It was significant of what the town thought of the financial outlook of the College that the new professor should be refused the tenancy of a house when the landlord learned that he was one of its staff.
Its ill-success was the subject of leading articles in the local press. The Manchester Guardian of July 9, 1858, wrote: “Explain it as we may, the fact is certain that this College, which eight years ago it was hoped would form the nucleus of a Manchester university, is a mortifying failure.” And Professor Roscoe was blamed for not awarding the Dalton scholarship because he had the hardihood to say that none of the laboratory students was sufficiently qualified to be worthy of it. The Manchester Examiner was somewhat more appreciative of the efforts of the little band who were gallantly striving to raise the very low standard of middle-class education in Manchester at that time.
We are compelled (it said) to look for the causes of non-success elsewhere than in the collegiate machinery. If an objection can be raised against the College at all, it is that such an institution is either in advance of our felt wants, or altogether unsuited to the economical conditions of Manchester life. Still, this is the fault of the community, not of the College. The worst that can be said of it is that it is too good for us.

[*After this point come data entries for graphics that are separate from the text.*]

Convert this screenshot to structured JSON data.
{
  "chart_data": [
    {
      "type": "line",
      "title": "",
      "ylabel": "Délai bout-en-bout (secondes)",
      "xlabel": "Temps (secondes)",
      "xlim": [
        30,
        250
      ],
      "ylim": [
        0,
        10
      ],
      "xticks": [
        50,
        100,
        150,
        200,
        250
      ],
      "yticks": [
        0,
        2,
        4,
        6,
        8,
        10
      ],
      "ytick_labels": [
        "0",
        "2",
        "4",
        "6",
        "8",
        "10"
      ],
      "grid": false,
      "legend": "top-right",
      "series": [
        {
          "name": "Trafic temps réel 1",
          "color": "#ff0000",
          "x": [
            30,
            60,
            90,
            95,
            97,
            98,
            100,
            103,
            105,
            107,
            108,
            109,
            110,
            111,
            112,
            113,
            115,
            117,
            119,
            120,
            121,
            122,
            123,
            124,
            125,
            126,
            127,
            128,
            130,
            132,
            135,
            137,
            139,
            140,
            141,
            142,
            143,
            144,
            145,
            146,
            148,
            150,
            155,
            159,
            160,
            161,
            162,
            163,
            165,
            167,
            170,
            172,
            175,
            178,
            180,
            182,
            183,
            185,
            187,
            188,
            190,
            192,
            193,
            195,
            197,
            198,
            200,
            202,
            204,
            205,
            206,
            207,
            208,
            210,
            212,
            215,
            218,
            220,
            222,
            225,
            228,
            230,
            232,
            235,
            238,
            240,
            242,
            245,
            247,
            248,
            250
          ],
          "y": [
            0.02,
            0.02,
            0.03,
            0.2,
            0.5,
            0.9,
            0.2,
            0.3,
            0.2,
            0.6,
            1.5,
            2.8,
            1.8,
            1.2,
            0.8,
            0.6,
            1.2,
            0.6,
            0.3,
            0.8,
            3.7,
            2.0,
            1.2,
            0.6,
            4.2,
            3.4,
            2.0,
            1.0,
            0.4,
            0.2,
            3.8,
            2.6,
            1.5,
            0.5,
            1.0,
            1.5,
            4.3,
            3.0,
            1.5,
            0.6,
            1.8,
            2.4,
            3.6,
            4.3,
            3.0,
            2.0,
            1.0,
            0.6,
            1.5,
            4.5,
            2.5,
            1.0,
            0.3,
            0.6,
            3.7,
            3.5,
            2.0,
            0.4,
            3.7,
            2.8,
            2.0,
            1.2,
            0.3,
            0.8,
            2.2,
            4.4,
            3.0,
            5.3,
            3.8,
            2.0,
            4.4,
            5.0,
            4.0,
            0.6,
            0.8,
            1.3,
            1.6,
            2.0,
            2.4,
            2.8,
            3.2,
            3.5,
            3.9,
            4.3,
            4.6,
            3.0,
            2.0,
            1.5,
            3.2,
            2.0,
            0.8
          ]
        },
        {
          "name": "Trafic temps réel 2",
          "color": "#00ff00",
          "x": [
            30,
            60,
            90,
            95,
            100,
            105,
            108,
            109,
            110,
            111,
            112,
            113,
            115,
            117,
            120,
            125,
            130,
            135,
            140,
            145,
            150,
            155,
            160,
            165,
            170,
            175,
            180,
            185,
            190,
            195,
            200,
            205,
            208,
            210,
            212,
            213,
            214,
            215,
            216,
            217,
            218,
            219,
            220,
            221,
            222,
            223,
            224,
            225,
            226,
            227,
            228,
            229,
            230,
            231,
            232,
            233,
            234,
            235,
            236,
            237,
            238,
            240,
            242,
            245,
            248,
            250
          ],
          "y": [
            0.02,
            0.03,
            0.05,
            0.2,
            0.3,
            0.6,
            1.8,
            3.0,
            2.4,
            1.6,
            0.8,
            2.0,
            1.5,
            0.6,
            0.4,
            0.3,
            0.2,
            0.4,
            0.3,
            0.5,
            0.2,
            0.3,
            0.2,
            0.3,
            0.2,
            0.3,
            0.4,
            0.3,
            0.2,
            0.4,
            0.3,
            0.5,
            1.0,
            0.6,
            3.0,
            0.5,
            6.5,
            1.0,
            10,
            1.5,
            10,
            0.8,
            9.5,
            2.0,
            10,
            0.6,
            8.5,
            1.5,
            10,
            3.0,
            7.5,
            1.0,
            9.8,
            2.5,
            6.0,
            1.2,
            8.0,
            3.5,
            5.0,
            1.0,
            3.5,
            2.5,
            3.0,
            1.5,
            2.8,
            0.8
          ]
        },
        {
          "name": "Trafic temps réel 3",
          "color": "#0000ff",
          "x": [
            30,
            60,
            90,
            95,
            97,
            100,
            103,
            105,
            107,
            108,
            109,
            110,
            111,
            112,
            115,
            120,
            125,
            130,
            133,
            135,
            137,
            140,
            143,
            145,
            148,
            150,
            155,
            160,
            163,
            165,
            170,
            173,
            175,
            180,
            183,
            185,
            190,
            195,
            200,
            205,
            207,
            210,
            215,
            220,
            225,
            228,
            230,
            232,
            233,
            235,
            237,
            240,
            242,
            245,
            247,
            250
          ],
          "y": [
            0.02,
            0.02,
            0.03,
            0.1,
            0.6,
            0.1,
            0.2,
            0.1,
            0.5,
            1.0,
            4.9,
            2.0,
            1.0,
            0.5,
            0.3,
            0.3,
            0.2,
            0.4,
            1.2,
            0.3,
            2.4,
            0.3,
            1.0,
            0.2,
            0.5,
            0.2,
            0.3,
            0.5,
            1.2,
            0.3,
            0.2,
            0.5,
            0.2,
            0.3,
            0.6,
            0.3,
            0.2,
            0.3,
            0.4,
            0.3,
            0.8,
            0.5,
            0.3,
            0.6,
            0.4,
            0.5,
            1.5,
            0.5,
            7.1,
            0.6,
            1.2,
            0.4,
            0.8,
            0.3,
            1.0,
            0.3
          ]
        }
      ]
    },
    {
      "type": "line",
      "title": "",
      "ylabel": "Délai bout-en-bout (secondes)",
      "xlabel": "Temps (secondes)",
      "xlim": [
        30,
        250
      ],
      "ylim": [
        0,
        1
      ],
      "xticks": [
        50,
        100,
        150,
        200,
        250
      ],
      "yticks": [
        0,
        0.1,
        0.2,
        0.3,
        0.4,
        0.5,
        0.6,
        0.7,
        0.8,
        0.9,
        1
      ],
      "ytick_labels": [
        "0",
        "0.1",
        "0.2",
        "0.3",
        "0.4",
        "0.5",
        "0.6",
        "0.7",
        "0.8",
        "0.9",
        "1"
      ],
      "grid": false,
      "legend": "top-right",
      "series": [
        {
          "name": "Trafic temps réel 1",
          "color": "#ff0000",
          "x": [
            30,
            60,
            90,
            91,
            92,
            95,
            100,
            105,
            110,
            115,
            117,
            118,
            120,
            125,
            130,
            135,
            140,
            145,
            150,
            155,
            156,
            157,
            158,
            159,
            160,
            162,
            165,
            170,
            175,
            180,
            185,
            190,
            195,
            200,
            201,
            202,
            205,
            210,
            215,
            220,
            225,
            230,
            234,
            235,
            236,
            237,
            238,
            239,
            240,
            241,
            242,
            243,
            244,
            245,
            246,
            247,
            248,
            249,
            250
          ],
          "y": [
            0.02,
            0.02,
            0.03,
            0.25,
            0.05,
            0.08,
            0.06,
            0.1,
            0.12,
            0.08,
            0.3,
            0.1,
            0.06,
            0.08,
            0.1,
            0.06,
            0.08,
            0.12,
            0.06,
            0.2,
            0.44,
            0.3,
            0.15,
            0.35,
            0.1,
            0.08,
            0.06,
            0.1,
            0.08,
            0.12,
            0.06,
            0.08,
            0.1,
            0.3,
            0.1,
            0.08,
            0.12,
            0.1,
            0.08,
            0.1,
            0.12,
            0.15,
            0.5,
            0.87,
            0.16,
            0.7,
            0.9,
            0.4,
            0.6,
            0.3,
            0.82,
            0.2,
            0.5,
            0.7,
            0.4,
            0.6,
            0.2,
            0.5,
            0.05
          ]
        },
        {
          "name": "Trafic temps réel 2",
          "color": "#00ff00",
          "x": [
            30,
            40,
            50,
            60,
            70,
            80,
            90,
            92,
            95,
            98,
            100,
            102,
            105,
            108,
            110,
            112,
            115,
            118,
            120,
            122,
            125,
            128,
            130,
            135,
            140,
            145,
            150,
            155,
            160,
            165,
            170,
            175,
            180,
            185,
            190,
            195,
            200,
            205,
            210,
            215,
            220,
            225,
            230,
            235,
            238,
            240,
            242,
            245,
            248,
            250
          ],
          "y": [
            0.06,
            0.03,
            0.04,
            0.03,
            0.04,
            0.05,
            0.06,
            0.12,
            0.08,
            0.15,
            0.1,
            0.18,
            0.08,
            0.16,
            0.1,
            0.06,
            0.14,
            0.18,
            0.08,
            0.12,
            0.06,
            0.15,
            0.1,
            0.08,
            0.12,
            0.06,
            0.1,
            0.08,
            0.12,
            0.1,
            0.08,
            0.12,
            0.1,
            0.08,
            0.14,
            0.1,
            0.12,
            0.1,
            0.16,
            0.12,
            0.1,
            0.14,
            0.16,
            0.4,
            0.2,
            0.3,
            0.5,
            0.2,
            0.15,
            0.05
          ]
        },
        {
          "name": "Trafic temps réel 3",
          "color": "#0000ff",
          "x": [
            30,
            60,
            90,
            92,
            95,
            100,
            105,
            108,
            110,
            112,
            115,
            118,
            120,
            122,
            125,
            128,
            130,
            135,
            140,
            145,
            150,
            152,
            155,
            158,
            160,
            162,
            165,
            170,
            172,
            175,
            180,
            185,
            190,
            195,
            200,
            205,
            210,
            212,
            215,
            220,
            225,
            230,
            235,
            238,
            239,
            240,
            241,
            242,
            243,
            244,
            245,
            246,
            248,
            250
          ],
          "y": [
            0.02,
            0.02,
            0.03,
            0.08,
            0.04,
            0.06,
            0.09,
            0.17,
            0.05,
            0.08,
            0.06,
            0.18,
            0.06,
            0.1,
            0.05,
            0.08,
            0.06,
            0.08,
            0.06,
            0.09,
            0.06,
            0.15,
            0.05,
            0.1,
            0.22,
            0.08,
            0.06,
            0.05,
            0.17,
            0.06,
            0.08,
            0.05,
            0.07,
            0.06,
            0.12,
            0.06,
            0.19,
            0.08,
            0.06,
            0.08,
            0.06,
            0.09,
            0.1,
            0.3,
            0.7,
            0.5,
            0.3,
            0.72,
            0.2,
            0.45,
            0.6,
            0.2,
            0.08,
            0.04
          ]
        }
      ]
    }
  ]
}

This might certainly be said, in a certain sense, of the first Principal of the College. Excellent in many respects as a man, and inspiring as a teacher, he was altogether unfitted to direct the development of the young and struggling institution in such a community and at such a time.
Principal Scott, whom Mrs. Oliphant described as “a man whose powerful, wilful, and fastidious mind has produced upon all other capable minds an impression of force and ability which no practical result has yet adequately carried out,” had little constructive or directive power. Earnest, upright, and conscientious, he was essentially an idealist—almost a visionary—a man of words—forceful and even eloquent at times—but with no capacity for action. As a thinker he lived a strenuous and exhaustive life. Although only forty-six at the date of his appointment, his constitution, never very robust, was already undermined and his nervous energy impaired. He was frequently ill, and his repeated absences from the College necessarily interfered with his administrative work. After struggling for six years with the duties and responsibilities of a position for which circumstances and the times in nowise fitted him, he tendered his resignation as Principal a few months before Roscoe was appointed to the chair of Chemistry and was succeeded by Professor Greenwood.
The public criticism to which the College was subjected was not altogether without a salutary effect on its policy. It must be remembered that it was the first attempt of the kind to bring the higher training, and something of the spirit of collegiate life, directly within the reach of the middle-class youth of a great business community, and it was necessary to have some regard to the conditions of the district and its special requirements and, it may be added, even its peculiar prejudices.
Roscoe’s antecedents, his associations with Lancashire, and his knowledge of and sympathy with what is strongest and best in the Lancashire character, made him quick to realize the factors upon which the ultimate success of the institution depended. It was no use for it to set itself athwart the economical conditions of the community. Young as he was—he was then twenty-four—he was perhaps more alive to the practical necessities of the position than the majority of his colleagues.
He quickly revealed himself as the man of the hour. His accession to the College at this crisis was the turning-point in its career. He brought new vigour and a fresh spirit into its policy, and from that time forward its fortunes began steadily to mend.
As regards his own department, it was his ambition to establish at Owens College a school of chemistry which should worthily serve the interests of the great manufacturing district of South Lancashire—the largest and most important seat of chemical industry in the kingdom. Associated with him in this effort, he had as assistants Frederick Guthrie, who, on his appointment to the chair of Chemistry at the Royal College in Mauritius, was succeeded by Dittmar, and afterwards by Schorlemmer—all men of originality and admirable teachers. Schorlemmer spent the greater part of his life in Manchester, and died in the service of the College, latterly as Professor of Organic Chemistry—the first to be so designated in the kingdom. His connection with the institution is commemorated by the association of his name with one of the chemical laboratories of the Victoria University. His co-operation with Roscoe in the production of the well-known treatise which bears their joint names will be referred to later.
Roscoe from the outset threw himself heartily into the educational and scientific activities of the community in which he was to make his home for the next thirty years. He joined the Philosophical Society of Manchester—so honourably associated with the name and fame of Dalton. Founded in 1781, the Society has played a worthy part in the intellectual life of Manchester. In the second year of its existence one of its members—the Rev. Dr. Barnes—drew up “proposals for establishing in Manchester a plan of liberal education for young men designed for civil and active life, whether in trade or in any of the professions,” which may be said to have anticipated the foundation of Owens College. The management was to be free from sectarian exclusiveness. “A plan formed for public utility should be generous and enlarged, so as to extend itself as widely as possible for the common interest. Science and arts are of no political or religious party.” These liberal sentiments commended themselves to the Society, who ordered that the paper should “be printed and offered to the consideration of the public.” The seed fell on stony ground at the time and made only a feeble attempt to germinate; two generations had to come and go before it definitely took root.